Headlines hit during Powell's press conference that Treasury Secretary Janet Yellen had commented that there were no current plans to increase the level of insurance for bank deposits. The financial sector immediately sold off on the Yellen comments, and it spilled over to the broader market, which was confused about whether the reaction had something to do with Powell.

At the end of the day, the dismal Regional Banking Sector (KRE) had suffered a loss of 5.7%. And it is not seeing any significant rebound so far Thursday morning.

Overall, Powell did a fairly good job of finding a balance between a policy that will prevent further problems in the banking sector but will still deal with the issue of inflation. He made some comments that the market did not like, such as how the fight against inflation is far from over and that members did not predict any rate cuts in 2023. He also indicated that the banking crisis has done the Fed's job to some degree and that the central bank will not need to be as aggressive with monetary policy.

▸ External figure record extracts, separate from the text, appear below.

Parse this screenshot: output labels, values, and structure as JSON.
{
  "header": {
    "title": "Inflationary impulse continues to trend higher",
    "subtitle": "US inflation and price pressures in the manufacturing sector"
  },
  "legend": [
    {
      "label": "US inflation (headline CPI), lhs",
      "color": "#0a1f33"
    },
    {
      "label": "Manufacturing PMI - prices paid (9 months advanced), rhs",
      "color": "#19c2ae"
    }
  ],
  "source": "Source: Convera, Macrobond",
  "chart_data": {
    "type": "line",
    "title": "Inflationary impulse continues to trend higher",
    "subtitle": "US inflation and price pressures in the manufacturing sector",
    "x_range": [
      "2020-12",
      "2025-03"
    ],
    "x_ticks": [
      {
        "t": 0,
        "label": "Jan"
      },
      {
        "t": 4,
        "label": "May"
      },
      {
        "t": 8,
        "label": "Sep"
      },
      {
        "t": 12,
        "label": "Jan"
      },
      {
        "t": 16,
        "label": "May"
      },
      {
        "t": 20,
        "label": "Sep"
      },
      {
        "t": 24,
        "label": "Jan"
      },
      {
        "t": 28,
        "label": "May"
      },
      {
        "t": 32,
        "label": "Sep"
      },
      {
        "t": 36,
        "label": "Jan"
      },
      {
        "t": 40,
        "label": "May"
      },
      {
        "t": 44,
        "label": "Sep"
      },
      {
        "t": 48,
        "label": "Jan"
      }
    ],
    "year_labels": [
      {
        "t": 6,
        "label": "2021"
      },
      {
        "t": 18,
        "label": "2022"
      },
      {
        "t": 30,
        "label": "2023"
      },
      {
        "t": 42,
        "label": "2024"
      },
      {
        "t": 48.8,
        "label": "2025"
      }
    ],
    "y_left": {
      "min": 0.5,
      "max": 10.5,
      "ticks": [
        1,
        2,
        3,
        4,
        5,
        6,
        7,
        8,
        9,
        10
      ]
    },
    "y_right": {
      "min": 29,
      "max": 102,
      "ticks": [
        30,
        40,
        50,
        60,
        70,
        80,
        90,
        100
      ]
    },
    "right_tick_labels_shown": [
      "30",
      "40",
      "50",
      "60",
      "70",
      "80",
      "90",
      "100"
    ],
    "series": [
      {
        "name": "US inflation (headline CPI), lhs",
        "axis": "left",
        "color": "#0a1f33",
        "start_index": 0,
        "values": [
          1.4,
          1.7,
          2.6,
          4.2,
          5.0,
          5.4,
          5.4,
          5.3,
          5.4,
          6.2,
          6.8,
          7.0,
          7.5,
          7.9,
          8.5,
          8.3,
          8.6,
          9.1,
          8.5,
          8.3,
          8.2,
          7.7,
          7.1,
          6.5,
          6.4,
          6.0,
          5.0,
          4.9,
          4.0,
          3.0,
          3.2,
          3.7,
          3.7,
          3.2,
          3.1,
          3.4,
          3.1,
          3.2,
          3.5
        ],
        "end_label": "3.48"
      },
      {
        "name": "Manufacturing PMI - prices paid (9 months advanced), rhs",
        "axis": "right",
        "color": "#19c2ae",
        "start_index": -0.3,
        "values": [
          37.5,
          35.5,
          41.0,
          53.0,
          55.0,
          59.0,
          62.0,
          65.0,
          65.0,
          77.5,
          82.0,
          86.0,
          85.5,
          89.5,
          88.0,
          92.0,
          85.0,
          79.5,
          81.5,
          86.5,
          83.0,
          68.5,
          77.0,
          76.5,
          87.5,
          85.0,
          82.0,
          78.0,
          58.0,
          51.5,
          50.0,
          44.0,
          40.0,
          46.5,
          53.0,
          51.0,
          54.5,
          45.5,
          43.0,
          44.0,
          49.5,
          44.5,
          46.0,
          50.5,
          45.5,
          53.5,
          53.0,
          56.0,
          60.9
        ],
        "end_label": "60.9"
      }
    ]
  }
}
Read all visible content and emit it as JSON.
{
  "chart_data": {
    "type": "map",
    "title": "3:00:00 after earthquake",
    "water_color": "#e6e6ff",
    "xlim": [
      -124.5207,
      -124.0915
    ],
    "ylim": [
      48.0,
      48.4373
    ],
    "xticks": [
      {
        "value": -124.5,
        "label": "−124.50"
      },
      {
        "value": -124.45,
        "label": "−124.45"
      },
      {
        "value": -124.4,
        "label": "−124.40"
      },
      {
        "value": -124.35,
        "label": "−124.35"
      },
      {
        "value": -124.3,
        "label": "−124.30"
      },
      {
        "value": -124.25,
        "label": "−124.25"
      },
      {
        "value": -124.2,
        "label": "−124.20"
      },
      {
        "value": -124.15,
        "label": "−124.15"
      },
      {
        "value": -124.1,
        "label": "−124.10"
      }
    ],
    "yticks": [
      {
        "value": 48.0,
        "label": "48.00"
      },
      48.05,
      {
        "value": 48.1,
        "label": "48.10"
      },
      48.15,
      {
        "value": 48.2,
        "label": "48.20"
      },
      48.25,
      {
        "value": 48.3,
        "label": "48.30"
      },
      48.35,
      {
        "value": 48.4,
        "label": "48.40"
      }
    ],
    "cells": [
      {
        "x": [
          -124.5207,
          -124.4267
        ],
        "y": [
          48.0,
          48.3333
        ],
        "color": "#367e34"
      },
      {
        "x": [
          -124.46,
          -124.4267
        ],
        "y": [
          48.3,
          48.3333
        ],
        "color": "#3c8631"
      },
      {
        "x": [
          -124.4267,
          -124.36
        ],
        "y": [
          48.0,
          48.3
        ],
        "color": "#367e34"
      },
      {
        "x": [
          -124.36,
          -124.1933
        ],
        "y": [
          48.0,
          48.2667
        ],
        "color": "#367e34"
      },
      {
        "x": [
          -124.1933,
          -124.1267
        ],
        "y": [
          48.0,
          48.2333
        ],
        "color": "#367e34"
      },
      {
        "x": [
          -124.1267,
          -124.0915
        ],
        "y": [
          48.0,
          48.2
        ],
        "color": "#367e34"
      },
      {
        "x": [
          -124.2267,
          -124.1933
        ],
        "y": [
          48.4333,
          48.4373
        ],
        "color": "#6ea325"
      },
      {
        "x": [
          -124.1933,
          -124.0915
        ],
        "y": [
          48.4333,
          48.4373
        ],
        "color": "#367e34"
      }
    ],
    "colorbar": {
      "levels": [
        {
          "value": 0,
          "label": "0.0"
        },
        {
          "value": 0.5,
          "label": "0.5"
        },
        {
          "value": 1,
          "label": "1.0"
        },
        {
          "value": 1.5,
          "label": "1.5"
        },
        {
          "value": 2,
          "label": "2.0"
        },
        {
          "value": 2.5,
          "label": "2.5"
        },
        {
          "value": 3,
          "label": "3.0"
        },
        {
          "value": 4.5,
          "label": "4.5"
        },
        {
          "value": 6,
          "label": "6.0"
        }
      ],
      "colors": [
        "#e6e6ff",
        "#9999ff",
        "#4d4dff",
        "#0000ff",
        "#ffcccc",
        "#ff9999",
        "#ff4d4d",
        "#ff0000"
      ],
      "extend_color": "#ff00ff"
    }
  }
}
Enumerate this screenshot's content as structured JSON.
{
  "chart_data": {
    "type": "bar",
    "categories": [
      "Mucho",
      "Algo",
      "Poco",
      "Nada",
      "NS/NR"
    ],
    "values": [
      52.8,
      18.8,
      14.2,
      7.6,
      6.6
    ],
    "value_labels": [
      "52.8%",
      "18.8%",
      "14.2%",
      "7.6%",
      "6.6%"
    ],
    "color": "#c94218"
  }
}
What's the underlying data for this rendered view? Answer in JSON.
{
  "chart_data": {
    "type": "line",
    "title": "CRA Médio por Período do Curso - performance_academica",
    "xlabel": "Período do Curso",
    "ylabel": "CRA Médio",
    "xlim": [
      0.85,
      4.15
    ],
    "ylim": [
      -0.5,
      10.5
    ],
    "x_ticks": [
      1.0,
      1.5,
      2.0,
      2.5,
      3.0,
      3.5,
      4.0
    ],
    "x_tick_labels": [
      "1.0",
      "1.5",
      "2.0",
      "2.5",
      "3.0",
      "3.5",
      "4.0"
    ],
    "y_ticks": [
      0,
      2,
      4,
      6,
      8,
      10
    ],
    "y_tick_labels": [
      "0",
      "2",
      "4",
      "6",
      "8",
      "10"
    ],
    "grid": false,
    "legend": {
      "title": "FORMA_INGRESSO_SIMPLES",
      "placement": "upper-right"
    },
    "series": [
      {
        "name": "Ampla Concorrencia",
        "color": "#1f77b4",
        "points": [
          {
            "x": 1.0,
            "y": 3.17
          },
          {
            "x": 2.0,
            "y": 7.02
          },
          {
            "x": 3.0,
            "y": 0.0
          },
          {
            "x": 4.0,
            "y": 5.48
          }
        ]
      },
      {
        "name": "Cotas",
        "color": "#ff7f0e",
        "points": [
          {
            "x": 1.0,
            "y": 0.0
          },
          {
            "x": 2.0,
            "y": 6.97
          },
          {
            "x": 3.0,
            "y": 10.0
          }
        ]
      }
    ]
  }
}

The most important parts of Powell's comments are what he left inside. He hinted that the risk of a recession has increased and that the banking crisis has made the potential for a soft economic landing more difficult. The market believes that the Fed will cut rates several times later this year, but the only way that will occur is if there is some significant economic slowing that drives down inflationary pressures.

The primary bearish narrative in 2023 has been that the market has not priced in a recession. Valuations and earnings estimates are still too high. The bulls have done a nice job of battling this thesis by staying focused on cooling inflation.

There has been a high level of liquidity that is partially a function of the bank rescue that has given the bulls the power to drive the price action and ignore the economic bears. The real question is to what degree liquidity can continue to override the obvious economic issues that have greatly intensified due to the banking crisis.

Stocks are indicated slightly higher Thursday morning, and we will see if the price-action bulls can manage a quick bounce after Wednesday's selloff. While the S&P 500 is sitting at 200-day moving average support, other areas of the market, such as banks, small-caps, and biotechnology, are in very poor shape and struggling to hold recent lows.

There has been a strong rotation into some big-cap technology names that are viewed as a safe haven. We will have to see if that resumes as investors look for a place to put cash.

The Fed and Janet Yellen were not market friendly and have given the economic bears more ammunition, but the price-action bulls are surprisingly strong, and it may be too early to count them out.